Wednesday, January 03, 2007

Secret Confessions

I have two secrets to share with you. One is good, the other is DISGUSTING.

The first secret is that we're playing at Brogue's in downtown Lake Worth this Friday, January 5th, at 10pm with The Remnants. 21 and up - and it's free.

The second secret is something that I've been trying to hide for a long time.

It's not always easy to admit to yourself that you have a problem, and thankfully, the new year has made me decide to reveal a shameful secret that's been plaguing me for a long time. A lot of times I feel like an outcast because of it. I hang my head in shame when the subject comes up, and hope that nobody notices, but the pain is too much to bear sometimes. I feel ashamed because I just don't have the willpower to conquer this thing that's gotten a hold of me, like I'm powerless against my own disgusting behavior. I've lost my friends in The Pussycat Dolls, my pals in the cast of NBC's "Las Vegas", and even my nearest and dearest true-blue buddy, Mary-KateNicoleLindsayAshlee because of it. I feel so alone.

Wow. This is harder than I thought. I guess I'll just come out and say it.

I...I......I do NOT have an eating disorder.
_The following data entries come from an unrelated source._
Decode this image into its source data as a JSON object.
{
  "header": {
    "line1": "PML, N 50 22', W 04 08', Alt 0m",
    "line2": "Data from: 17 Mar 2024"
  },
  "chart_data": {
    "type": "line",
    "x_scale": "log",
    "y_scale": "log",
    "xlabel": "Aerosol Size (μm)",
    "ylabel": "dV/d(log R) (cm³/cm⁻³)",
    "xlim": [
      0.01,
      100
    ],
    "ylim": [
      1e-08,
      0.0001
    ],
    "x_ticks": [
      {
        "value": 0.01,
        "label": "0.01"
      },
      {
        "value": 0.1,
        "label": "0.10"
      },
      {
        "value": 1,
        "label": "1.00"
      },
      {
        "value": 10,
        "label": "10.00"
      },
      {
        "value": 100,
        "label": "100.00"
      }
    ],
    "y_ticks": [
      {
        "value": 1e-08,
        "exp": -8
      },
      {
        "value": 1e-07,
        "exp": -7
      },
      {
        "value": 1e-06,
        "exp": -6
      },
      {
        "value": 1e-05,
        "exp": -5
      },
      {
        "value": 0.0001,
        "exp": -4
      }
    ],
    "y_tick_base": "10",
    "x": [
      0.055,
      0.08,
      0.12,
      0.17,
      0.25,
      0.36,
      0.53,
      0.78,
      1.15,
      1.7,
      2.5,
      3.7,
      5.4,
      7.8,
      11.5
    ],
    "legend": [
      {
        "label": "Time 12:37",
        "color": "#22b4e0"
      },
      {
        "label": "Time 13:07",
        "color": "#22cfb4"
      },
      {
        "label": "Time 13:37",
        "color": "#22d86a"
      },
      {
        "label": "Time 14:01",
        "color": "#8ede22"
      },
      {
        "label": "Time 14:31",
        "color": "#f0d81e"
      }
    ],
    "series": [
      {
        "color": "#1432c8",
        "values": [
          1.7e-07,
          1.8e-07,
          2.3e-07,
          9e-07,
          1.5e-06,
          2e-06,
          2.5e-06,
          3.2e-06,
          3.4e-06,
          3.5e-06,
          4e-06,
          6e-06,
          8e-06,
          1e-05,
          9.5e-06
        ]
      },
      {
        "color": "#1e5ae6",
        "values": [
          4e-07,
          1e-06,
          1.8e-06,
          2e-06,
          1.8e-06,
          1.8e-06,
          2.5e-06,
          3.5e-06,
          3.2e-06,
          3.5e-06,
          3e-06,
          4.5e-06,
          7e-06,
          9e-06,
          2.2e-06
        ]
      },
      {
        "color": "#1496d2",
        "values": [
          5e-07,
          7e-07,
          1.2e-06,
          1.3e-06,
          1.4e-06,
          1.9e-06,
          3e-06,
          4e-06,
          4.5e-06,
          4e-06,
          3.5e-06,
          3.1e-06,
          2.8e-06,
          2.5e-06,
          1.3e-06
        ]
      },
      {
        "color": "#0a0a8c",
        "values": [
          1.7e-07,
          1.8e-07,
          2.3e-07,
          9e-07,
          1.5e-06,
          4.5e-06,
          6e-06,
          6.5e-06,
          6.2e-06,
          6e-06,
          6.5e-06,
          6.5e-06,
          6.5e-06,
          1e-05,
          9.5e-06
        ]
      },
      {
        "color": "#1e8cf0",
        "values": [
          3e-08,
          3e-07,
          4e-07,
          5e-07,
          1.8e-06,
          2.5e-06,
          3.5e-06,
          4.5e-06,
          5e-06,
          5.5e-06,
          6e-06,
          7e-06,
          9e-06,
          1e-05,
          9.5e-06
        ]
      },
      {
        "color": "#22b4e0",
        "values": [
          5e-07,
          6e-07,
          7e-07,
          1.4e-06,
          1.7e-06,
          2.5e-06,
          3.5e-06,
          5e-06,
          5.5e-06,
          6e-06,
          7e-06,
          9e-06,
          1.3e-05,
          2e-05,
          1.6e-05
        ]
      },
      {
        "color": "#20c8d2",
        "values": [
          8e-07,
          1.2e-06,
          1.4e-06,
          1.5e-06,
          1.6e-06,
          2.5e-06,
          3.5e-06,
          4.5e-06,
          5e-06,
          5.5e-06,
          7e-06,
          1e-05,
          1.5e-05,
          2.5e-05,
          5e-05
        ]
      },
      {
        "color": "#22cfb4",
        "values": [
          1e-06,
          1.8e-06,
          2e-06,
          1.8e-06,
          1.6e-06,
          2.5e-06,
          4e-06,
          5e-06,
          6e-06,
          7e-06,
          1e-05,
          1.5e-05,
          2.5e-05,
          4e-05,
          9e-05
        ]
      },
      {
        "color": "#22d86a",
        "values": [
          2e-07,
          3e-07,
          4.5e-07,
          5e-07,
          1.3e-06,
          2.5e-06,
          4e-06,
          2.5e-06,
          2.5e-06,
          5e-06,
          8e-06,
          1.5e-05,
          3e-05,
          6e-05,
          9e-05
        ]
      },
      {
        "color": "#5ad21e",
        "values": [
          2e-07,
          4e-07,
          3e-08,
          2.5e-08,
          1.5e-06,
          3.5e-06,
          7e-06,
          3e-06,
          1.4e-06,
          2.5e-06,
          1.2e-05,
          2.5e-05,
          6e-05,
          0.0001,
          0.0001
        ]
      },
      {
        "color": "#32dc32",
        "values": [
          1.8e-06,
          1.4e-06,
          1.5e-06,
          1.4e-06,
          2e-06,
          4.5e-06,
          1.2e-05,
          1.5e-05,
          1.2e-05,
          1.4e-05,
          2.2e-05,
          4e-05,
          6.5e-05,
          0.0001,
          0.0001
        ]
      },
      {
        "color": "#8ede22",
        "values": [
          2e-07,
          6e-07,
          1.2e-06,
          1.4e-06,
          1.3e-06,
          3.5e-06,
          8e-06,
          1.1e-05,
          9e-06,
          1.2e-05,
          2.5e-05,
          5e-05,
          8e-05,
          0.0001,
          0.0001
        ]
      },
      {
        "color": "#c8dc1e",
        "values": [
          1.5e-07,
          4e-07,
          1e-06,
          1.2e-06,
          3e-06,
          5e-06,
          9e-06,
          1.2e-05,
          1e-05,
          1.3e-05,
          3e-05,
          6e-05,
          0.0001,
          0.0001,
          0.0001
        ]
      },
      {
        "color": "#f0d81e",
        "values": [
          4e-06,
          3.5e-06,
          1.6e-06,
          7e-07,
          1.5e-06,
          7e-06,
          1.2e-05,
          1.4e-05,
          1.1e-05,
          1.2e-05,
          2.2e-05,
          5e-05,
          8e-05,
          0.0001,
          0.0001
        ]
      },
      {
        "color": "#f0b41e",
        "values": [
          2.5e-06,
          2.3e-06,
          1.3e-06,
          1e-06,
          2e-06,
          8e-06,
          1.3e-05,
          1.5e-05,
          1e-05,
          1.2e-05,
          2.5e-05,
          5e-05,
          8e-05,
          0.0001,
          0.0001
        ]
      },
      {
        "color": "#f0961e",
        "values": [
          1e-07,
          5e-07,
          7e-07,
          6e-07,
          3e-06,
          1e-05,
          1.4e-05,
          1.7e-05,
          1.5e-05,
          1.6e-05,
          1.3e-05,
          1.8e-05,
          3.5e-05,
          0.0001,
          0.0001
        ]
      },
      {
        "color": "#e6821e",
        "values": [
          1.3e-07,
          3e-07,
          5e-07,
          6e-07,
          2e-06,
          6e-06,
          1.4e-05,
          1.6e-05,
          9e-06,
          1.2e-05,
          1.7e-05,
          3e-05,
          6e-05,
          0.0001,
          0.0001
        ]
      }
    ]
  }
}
Please don't judge me. I judge myself harshly enough as it is every time I allow myself to eat regular meals, and even more harshly when I allow myself to digest said meals. Do you know what it's like to live like this? To have a perfectly good handful of french fries in my mouth and have to pretend like I just got punched in the jaw by Nick Carter when Paris Hilton comes walking up to me at Burger King? I might live in a prison made of forks and spoons, but you have no right to look down your sadly-unrhinoplastied nose at me...at least not when I can give you the number to a really good surgeon who can fix that thing for you, unless you planned on going through life dating the help. Helloooo?!!!

So, if you see me eating regularly, please, lend me a hand... or your toothbrush...and watch my purse while I'm in the ladies room.

Friends don't let friends eat breakfast, lunch, and dinner. Not REAL friends anyway.

You make me sick, but not sick enough to throw this salad up, which makes me even SICKER.